This project presents SQL-LLaMA, a Text-2-SQL model based on LLaMA-2 for instruction-based generation of SQL code from natural language queries. In this repository I release model weights, the dataset and the code used for finetuning the LLaMA-2 7B and 13B language model.
Simplistic Usage with llama.cpp Python-Bindings
Converting the SQL-LLaMA pytorch_model-*.bin files to the GGML format works in ~10min using convert.py
(provided by llama.cpp) and the following command
python .\convert.py "models_hf/output_pyAlpaca13B/pytorch_model-00001-of-00003.bin"

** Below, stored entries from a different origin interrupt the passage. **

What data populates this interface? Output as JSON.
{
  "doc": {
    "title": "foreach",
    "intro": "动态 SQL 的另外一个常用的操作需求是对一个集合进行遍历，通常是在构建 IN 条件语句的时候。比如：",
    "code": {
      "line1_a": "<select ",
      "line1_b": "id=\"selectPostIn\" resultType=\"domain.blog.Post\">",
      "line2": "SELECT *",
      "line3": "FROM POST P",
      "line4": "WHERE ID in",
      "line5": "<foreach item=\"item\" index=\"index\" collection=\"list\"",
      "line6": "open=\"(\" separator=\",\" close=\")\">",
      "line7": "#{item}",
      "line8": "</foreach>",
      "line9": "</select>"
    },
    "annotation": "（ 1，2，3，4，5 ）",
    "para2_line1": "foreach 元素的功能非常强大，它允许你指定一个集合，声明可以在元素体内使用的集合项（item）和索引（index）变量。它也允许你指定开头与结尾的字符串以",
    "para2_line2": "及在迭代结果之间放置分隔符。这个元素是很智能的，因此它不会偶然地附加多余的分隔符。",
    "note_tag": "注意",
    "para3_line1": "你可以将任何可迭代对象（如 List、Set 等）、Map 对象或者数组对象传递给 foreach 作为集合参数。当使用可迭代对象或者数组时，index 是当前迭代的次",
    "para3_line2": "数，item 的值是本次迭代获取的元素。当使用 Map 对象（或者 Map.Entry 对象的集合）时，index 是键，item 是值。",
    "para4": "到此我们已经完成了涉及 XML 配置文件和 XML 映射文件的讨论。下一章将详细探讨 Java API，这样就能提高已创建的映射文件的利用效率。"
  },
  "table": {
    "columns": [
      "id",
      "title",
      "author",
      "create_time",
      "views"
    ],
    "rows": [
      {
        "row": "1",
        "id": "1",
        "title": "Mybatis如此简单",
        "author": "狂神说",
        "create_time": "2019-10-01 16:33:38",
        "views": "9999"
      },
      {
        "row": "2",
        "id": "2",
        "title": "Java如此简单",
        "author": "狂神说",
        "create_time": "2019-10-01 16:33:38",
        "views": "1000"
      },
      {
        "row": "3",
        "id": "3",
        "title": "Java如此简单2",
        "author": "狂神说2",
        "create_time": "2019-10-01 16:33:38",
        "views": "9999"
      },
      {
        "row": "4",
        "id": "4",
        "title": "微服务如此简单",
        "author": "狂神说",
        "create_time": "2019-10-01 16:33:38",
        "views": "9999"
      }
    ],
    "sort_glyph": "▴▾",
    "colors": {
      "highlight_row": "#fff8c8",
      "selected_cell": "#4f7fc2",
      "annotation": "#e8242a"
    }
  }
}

Inference using the llama.cpp Python-Bindings is then as simple as:
from llama_cpp import Llama
llm = Llama(model_path="./models_hf/output_sqlAlpaca13B_small/ggml-model-f32.bin")
# prompt = "Below is an instruction that describes a task, paired with an input that provides further context. Write a response that appropriately completes the request.\n\n### Instruction:\nIf the population is 2188, what was the median household income?\n\n### Input:\nCREATE TABLE table_1840495_2 (median_house__hold_income VARCHAR, population VARCHAR)\n\n### Response:"

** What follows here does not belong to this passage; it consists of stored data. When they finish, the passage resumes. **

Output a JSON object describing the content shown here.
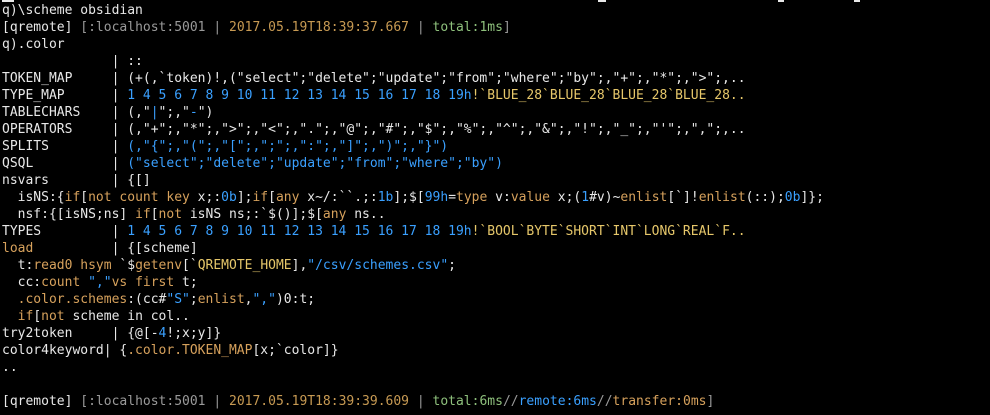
{
  "colors": {
    "default": "#e8e8e8",
    "gray": "#9a9a9a",
    "orange": "#d6a15c",
    "green": "#8ec07c",
    "blue": "#3aa0ff",
    "yellow": "#e6c76a",
    "brown": "#c79a53"
  },
  "lines": [
    [
      [
        "q)\\scheme obsidian",
        "default"
      ]
    ],
    [
      [
        "[qremote] ",
        "default"
      ],
      [
        "[:localhost:5001 | ",
        "gray"
      ],
      [
        "2017.05.19T18:39:37.667",
        "brown"
      ],
      [
        " | ",
        "gray"
      ],
      [
        "total:1ms",
        "green"
      ],
      [
        "]",
        "gray"
      ]
    ],
    [
      [
        "q).color",
        "default"
      ]
    ],
    [
      [
        "              | ::",
        "default"
      ]
    ],
    [
      [
        "TOKEN_MAP     | ",
        "default"
      ],
      [
        "(+(,`token)!,(\"select\";\"delete\";\"update\";\"from\";\"where\";\"by\";,\"+\";,\"*\";,\">\";,..",
        "default"
      ]
    ],
    [
      [
        "TYPE_MAP      | ",
        "default"
      ],
      [
        "1 4 5 6 7 8 9 10 11 12 13 14 15 16 17 18 19h",
        "blue"
      ],
      [
        "!`BLUE_28`BLUE_28`BLUE_28`BLUE_28..",
        "yellow"
      ]
    ],
    [
      [
        "TABLECHARS    | ",
        "default"
      ],
      [
        "(,\"",
        "default"
      ],
      [
        "|",
        "blue"
      ],
      [
        "\";,\"",
        "default"
      ],
      [
        "-",
        "blue"
      ],
      [
        "\")",
        "default"
      ]
    ],
    [
      [
        "OPERATORS     | ",
        "default"
      ],
      [
        "(,\"+\";,\"*\";,\">\";,\"<\";,\".\";,\"@\";,\"#\";,\"$\";,\"%\";,\"^\";,\"&\";,\"!\";,\"_\";,\"'\";,\",\";,..",
        "default"
      ]
    ],
    [
      [
        "SPLITS        | ",
        "default"
      ],
      [
        "(,\"{\";,\"(\";,\"[\";,\";\";,\":\";,\"]\";,\")\";,\"}\")",
        "blue"
      ]
    ],
    [
      [
        "QSQL          | ",
        "default"
      ],
      [
        "(\"select\";\"delete\";\"update\";\"from\";\"where\";\"by\")",
        "blue"
      ]
    ],
    [
      [
        "nsvars        | ",
        "default"
      ],
      [
        "{[]",
        "default"
      ]
    ],
    [
      [
        "  isNS:{",
        "default"
      ],
      [
        "if",
        "orange"
      ],
      [
        "[",
        "default"
      ],
      [
        "not count key",
        "orange"
      ],
      [
        " x;:",
        "default"
      ],
      [
        "0b",
        "blue"
      ],
      [
        "];",
        "default"
      ],
      [
        "if",
        "orange"
      ],
      [
        "[",
        "default"
      ],
      [
        "any",
        "orange"
      ],
      [
        " x~/:``.;:",
        "default"
      ],
      [
        "1b",
        "blue"
      ],
      [
        "];$[",
        "default"
      ],
      [
        "99h",
        "blue"
      ],
      [
        "=",
        "default"
      ],
      [
        "type",
        "orange"
      ],
      [
        " v:",
        "default"
      ],
      [
        "value",
        "orange"
      ],
      [
        " x;(",
        "default"
      ],
      [
        "1",
        "blue"
      ],
      [
        "#v)~",
        "default"
      ],
      [
        "enlist",
        "orange"
      ],
      [
        "[`]!",
        "default"
      ],
      [
        "enlist",
        "orange"
      ],
      [
        "(::);",
        "default"
      ],
      [
        "0b",
        "blue"
      ],
      [
        "]};",
        "default"
      ]
    ],
    [
      [
        "  nsf:{[isNS;ns] ",
        "default"
      ],
      [
        "if",
        "orange"
      ],
      [
        "[",
        "default"
      ],
      [
        "not",
        "orange"
      ],
      [
        " isNS ns;:`$()];$[",
        "default"
      ],
      [
        "any",
        "orange"
      ],
      [
        " ns..",
        "default"
      ]
    ],
    [
      [
        "TYPES         | ",
        "default"
      ],
      [
        "1 4 5 6 7 8 9 10 11 12 13 14 15 16 17 18 19h",
        "blue"
      ],
      [
        "!`BOOL`BYTE`SHORT`INT`LONG`REAL`F..",
        "yellow"
      ]
    ],
    [
      [
        "load",
        "orange"
      ],
      [
        "          | {[scheme]",
        "default"
      ]
    ],
    [
      [
        "  t:",
        "default"
      ],
      [
        "read0",
        "orange"
      ],
      [
        " ",
        "default"
      ],
      [
        "hsym",
        "orange"
      ],
      [
        " `$",
        "default"
      ],
      [
        "getenv",
        "orange"
      ],
      [
        "[`",
        "default"
      ],
      [
        "QREMOTE_HOME",
        "yellow"
      ],
      [
        "],",
        "default"
      ],
      [
        "\"/csv/schemes.csv\"",
        "blue"
      ],
      [
        ";",
        "default"
      ]
    ],
    [
      [
        "  cc:",
        "default"
      ],
      [
        "count",
        "orange"
      ],
      [
        " ",
        "default"
      ],
      [
        "\",\"",
        "blue"
      ],
      [
        "vs",
        "orange"
      ],
      [
        " ",
        "default"
      ],
      [
        "first",
        "orange"
      ],
      [
        " t;",
        "default"
      ]
    ],
    [
      [
        "  ",
        "default"
      ],
      [
        ".color.schemes",
        "orange"
      ],
      [
        ":(cc#",
        "default"
      ],
      [
        "\"S\"",
        "blue"
      ],
      [
        ";",
        "default"
      ],
      [
        "enlist",
        "orange"
      ],
      [
        ",",
        "default"
      ],
      [
        "\",\"",
        "blue"
      ],
      [
        ")0:t;",
        "default"
      ]
    ],
    [
      [
        "  ",
        "default"
      ],
      [
        "if",
        "orange"
      ],
      [
        "[",
        "default"
      ],
      [
        "not",
        "orange"
      ],
      [
        " scheme in col..",
        "default"
      ]
    ],
    [
      [
        "try2token     | {@[-",
        "default"
      ],
      [
        "4",
        "blue"
      ],
      [
        "!;x;y]}",
        "default"
      ]
    ],
    [
      [
        "color4keyword| {",
        "default"
      ],
      [
        ".color.TOKEN_MAP",
        "orange"
      ],
      [
        "[x;`color]}",
        "default"
      ]
    ],
    [
      [
        "..",
        "default"
      ]
    ],
    [
      [
        "",
        "default"
      ]
    ],
    [
      [
        "[qremote] ",
        "default"
      ],
      [
        "[:localhost:5001 | ",
        "gray"
      ],
      [
        "2017.05.19T18:39:39.609",
        "brown"
      ],
      [
        " | ",
        "gray"
      ],
      [
        "total:6ms",
        "green"
      ],
      [
        "//",
        "gray"
      ],
      [
        "remote:6ms",
        "blue"
      ],
      [
        "//",
        "gray"
      ],
      [
        "transfer:0ms",
        "orange"
      ],
      [
        "]",
        "gray"
      ]
    ]
  ]
}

output = llm(prompt, max_tokens=1024, stop=["Output"], echo=True)
print(output)
Note: If you are using windows, please use the provided wheel to install llama.cpp Python-Bindings with pip.
Prompt:
"Below is an instruction that describes a task, paired with an input that provides further context. Write a response that appropriately completes the request.
### Instruction:\nFor model volvo, how many cylinders does the car with the least accelerate have?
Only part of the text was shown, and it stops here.